Niccolo Rising - Dorothy Dunnett [53]
“He will have it,” said the bald-headed man shortly. “I have nothing to do. Messer Quilico will be about. The pawnbroker is helpful, and I will stay with the boy through the night. It may be possible to move him tomorrow.”
Around them, the crowds had thinned. Lionetto, after lingering, had turned abruptly and walked off, with his friends but without this man he called Tobie. One or two crewmen from the galleys stood about, and nearest of all, of course, the Charetty boy and the factor Julius, his black gown flung round his shoulders over his soaking doublet.
The mercenary Astorre, who had caused all the trouble, said, “Well, my lord, if you mean that, I can tell you that the widow – that the demoiselle de Charetty, who employs him, won’t see you out of pocket at the end of it. Send the accounting to her. Or to Meester Julius here. Meanwhile, we ought to be going. Jonkheere Felix? Meester Julius?”
“You go,” said the notary briefly. “We’re staying.”
Nicholai de’ Acciajuoli looked at him. He said, “I think perhaps, if you will forgive me, that the demoiselle de Charetty might be more reassured to hear the tale from your lips or her son’s than from – anyone else. No doubt the surgeon here would appreciate your help in taking the boy to the pawnbroker’s you speak of. But I am sure Messer Quilico and Messer Tobias will engage to give you any news of a change in his condition. Indeed, I am myself staying here in the castle, and will see to it.”
An autocratic bastard, concluded the surgeon Tobie, when he had time to think of anything but the task of transferring the bleeding carcass of his patient from the quay to the house of the pawnbroker.

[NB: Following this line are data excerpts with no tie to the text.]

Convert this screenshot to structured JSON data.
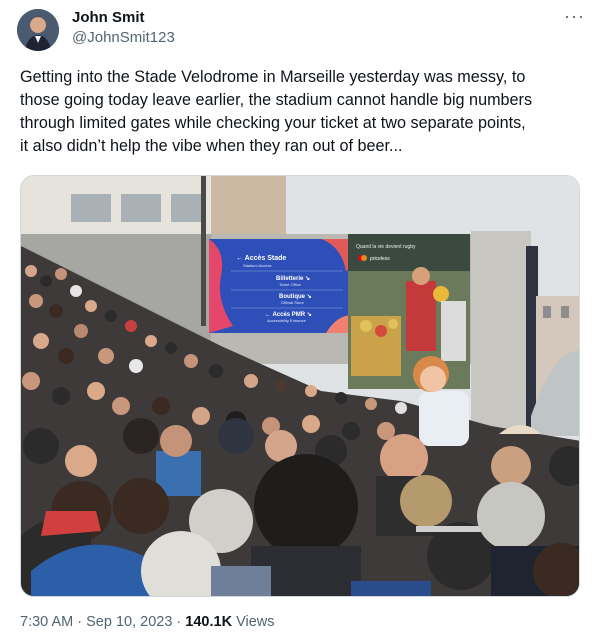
{
  "tweet": {
    "author_name": "John Smit",
    "author_handle": "@JohnSmit123",
    "more_icon": "more-horizontal-icon",
    "text_lines": [
      "Getting into the Stade Velodrome in Marseille yesterday was messy, to",
      "those going today leave earlier, the stadium cannot handle big numbers",
      "through limited gates while checking your ticket at two separate points,",
      "it also didn’t help the vibe when they ran out of beer..."
    ],
    "time": "7:30 AM",
    "date": "Sep 10, 2023",
    "separator": "·",
    "views_count": "140.1K",
    "views_label": "Views"
  },
  "photo": {
    "sign_title": "← Accès Stade",
    "sign_sub": "Stadium Access",
    "sign_items": [
      {
        "label": "Billetterie ↘",
        "sub": "Ticket Office"
      },
      {
        "label": "Boutique ↘",
        "sub": "Official Store"
      },
      {
        "label": "← Accès PMR ↘",
        "sub": "Accessibility Entrance"
      }
    ],
    "billboard_line1": "Quand la vie devient rugby",
    "billboard_line2": "priceless"
  },
  "colors": {
    "text": "#0f1419",
    "secondary": "#536471",
    "sign_blue": "#2e4fb8",
    "sky": "#dfe3e6"
  }
}
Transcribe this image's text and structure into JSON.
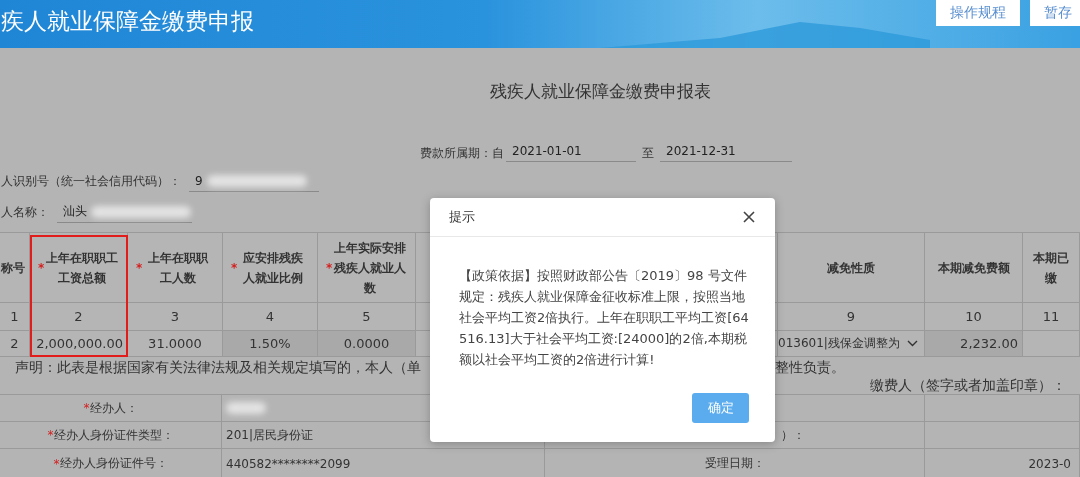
{
  "header": {
    "title": "疾人就业保障金缴费申报",
    "buttons": [
      "操作规程",
      "暂存"
    ]
  },
  "form": {
    "title": "残疾人就业保障金缴费申报表",
    "period_label": "费款所属期：自",
    "period_from": "2021-01-01",
    "period_sep": "至",
    "period_to": "2021-12-31",
    "taxpayer_id": {
      "label": "人识别号（统一社会信用代码）：",
      "value": "9",
      "redacted": true
    },
    "taxpayer_name": {
      "label": "人名称：",
      "value": "汕头",
      "redacted": true
    }
  },
  "table": {
    "columns": [
      {
        "header": "称号",
        "index": "1",
        "value": "2",
        "kind": "text",
        "readonly": false
      },
      {
        "mark": "*",
        "header": "上年在职职工工资总额",
        "highlighted": true,
        "index": "2",
        "value": "2,000,000.00",
        "kind": "amount",
        "readonly": false
      },
      {
        "mark": "*",
        "header": "上年在职职工人数",
        "index": "3",
        "value": "31.0000",
        "kind": "text",
        "readonly": false
      },
      {
        "mark": "*",
        "header": "应安排残疾人就业比例",
        "index": "4",
        "value": "1.50%",
        "kind": "text",
        "readonly": true
      },
      {
        "mark": "*",
        "header": "上年实际安排残疾人就业人数",
        "index": "5",
        "value": "0.0000",
        "kind": "text",
        "readonly": true
      },
      {
        "kind": "hidden"
      },
      {
        "header": "减免性质",
        "index": "9",
        "value": "013601|残保金调整为",
        "kind": "select",
        "readonly": false
      },
      {
        "header": "本期减免费额",
        "index": "10",
        "value": "2,232.00",
        "kind": "amount",
        "readonly": true
      },
      {
        "header": "本期已缴",
        "index": "11",
        "kind": "empty",
        "readonly": false
      }
    ]
  },
  "declaration": {
    "parts": [
      "声明：此表是根据国家有关法律法规及相关规定填写的，本人（单",
      "整性负责。"
    ],
    "signature_label": "缴费人（签字或者加盖印章）："
  },
  "agent_rows": [
    {
      "mark": "*",
      "label": "经办人：",
      "redacted": true
    },
    {
      "mark": "*",
      "label": "经办人身份证件类型：",
      "value": "201|居民身份证",
      "label2": "）："
    },
    {
      "mark": "*",
      "label": "经办人身份证件号：",
      "value": "440582********2099",
      "label2": "受理日期：",
      "value2": "2023-0"
    }
  ],
  "dialog": {
    "title": "提示",
    "body": "【政策依据】按照财政部公告〔2019〕98 号文件规定：残疾人就业保障金征收标准上限，按照当地社会平均工资2倍执行。上年在职职工平均工资[64516.13]大于社会平均工资:[24000]的2倍,本期税额以社会平均工资的2倍进行计算!",
    "confirm": "确定"
  }
}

The man Oudenin, who seemed eager to help, settled him comfortably enough on a pallet in a room full, so far as Tobie could see, of kitchen utensils and seamen’s clothing. Then, after a fairly useless consultation with Quilico, they left him alone with the boy, and the medical provisions the galley doctor had supplied him with.
The apprentice was still unconscious. A hell-raiser in his own little way, so they said, but a long way from being able to deal with the nobility when bent on raising their particular hell. All right. To work, before the youth woke, so that the worst of it was out of the way. His hands this morning were steady.
Devil take Lionetto. Tobias Beventini of Grado knew very well, looking at the passive, marked face below him, that he was only doing this to score off the captain. If he didn’t watch, he’d be reduced like a child to taking umbrage. Since the day of the flooded tavern, Lionetto had never insulted him in public again and wouldn’t, when he was sober. Nor would he let him, when he was sober. Lionetto needed a good medical officer, and he had been the best of his year in Pavia. And it was his choice to work with mercenaries. It was still his choice. The Dauphin’s piles and the Pope’s feet were for sycophantic men like his uncle.
He preferred to sharpen his skills on common men, like this one. Yellow bubbles. He remembered laughing over it at the Crane, while he was tending the cranemen’s burst noses. By God, he had been drunk. But there was no doubt, this lad caused his elders a lot of trouble, and it was not surprising if they levelled the score now and then.
But not like this. Not the way that Scotsman had done.
Much later, during the night, the youth – Claes, was it? – stirred and opened his eyes, and the surgeon lifted over the soup he had ready, and prepared to give it him. For quite a while, as was natural, the apprentice didn’t seem to understand where he was, or what had happened, and said nothing when Tobie put the necessary questions about his condition. Then suddenly he seemed to gather his thoughts together, and answered quite sensibly, in a low voice. In return, without being asked, the surgeon described where he was, and what had happened to his companions. He didn’t mention the man Simon, or ask questions about the source of the wound.